Eve Cunningham, M.D., group vice president chief of virtual care and digital health at Providence, pointed to care delivery expenses as the primary factor in hospitals’ pricing decisions.

“The cost of care is the cost of care,” she said. “I get that there [are] variations in the way that cost is presented or the prices are presented, even within the same city. But the fundamental question is does it actually make care less expensive to have transparency. I don’t know if [price transparency] necessarily answers what the actual cost of the care is.”

Singh and Brennan also made a point to note that giving competing hospitals a clearer look at the landscape could backfire on policymakers.

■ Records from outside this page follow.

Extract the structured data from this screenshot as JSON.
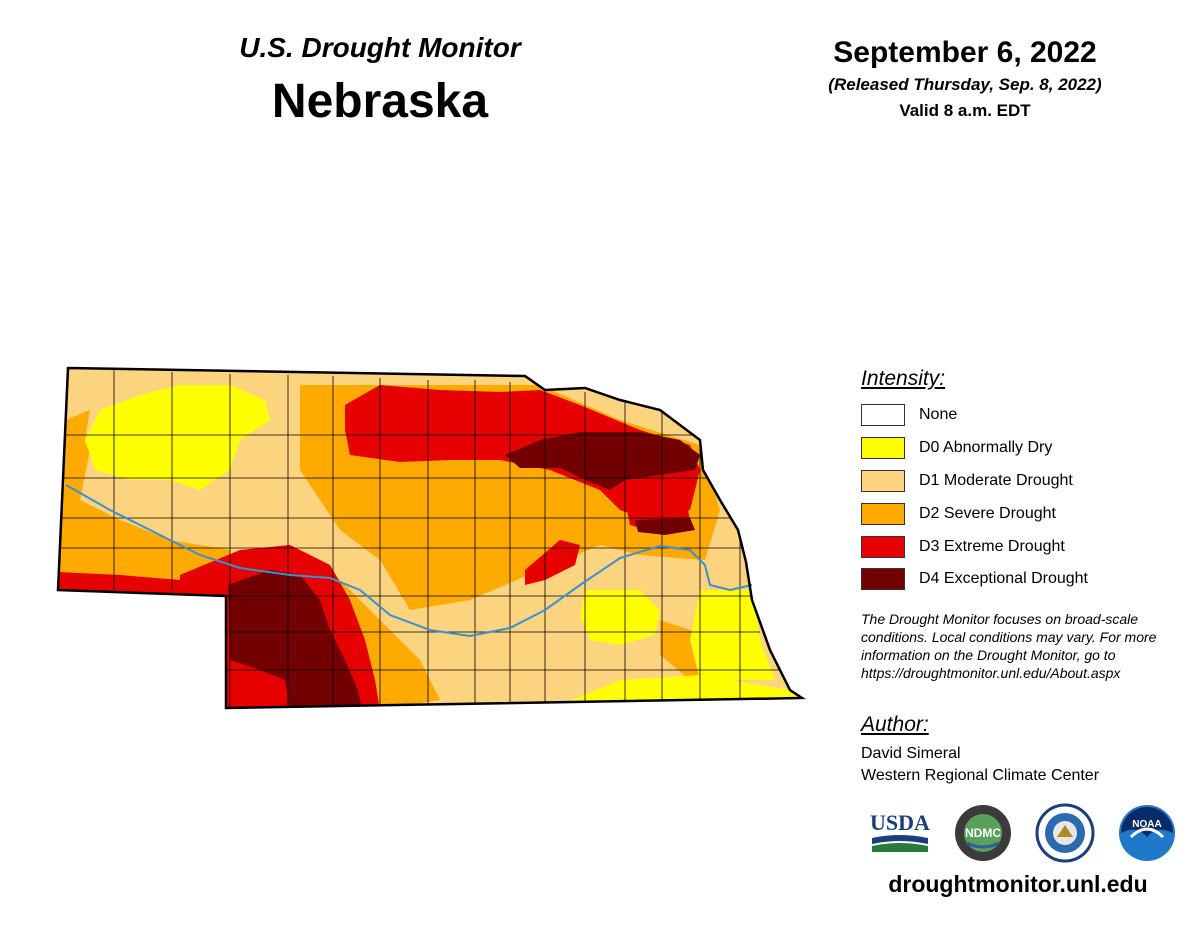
{
  "header": {
    "subtitle": "U.S. Drought Monitor",
    "title": "Nebraska",
    "date": "September 6, 2022",
    "released": "(Released Thursday, Sep. 8, 2022)",
    "valid": "Valid 8 a.m. EDT"
  },
  "legend": {
    "title": "Intensity:",
    "items": [
      {
        "label": "None",
        "color": "#ffffff"
      },
      {
        "label": "D0 Abnormally Dry",
        "color": "#ffff00"
      },
      {
        "label": "D1 Moderate Drought",
        "color": "#fcd37f"
      },
      {
        "label": "D2 Severe Drought",
        "color": "#ffaa00"
      },
      {
        "label": "D3 Extreme Drought",
        "color": "#e60000"
      },
      {
        "label": "D4 Exceptional Drought",
        "color": "#730000"
      }
    ]
  },
  "note": "The Drought Monitor focuses on broad-scale conditions. Local conditions may vary. For more information on the Drought Monitor, go to https://droughtmonitor.unl.edu/About.aspx",
  "author": {
    "title": "Author:",
    "name": "David Simeral",
    "org": "Western Regional Climate Center"
  },
  "logos": {
    "usda": "USDA",
    "ndmc": "NDMC",
    "noaa": "NOAA"
  },
  "url": "droughtmonitor.unl.edu",
  "map": {
    "state": "Nebraska",
    "river_color": "#3c8fd0",
    "border_color": "#000000"
  }
}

“The opposite could absolutely occur,” Brennan said. “Hospitals are looking at their competitors’ rates and saying ‘Hey, why is that person getting so much more?’ That’s definitely going to happen, it’s just a natural reaction. I think only time will tell but, there is actually a chance that this could be ultimately inflationary, which would certainly not be what people originally intended.”

If there was any consensus across the panel on price transparency’s future, it was that the reams of unorganized rates data payers began publishing last summer are in desperate need of refinement if they’re to be used for meaningful analysis.

“It’s almost like the payer said ‘You want transparency? Hold my beer.' The payer files are absolutely insane, and I say that as somebody who has been working with big data before the phrase was even coined," Brennan said. "You know, Humana had 8 million separate files on their website, it was over 400 terabytes in size [and] the files are refreshed monthly. The Blues plans not only posted their rates but also all the other rates for all the Blues plans.

“It seems, at least in the short term, the only winner from the payer rates is Amazon Web Services because the amount of money it’s costing firms like Clarify and others to download and ingest and store the data,” he said.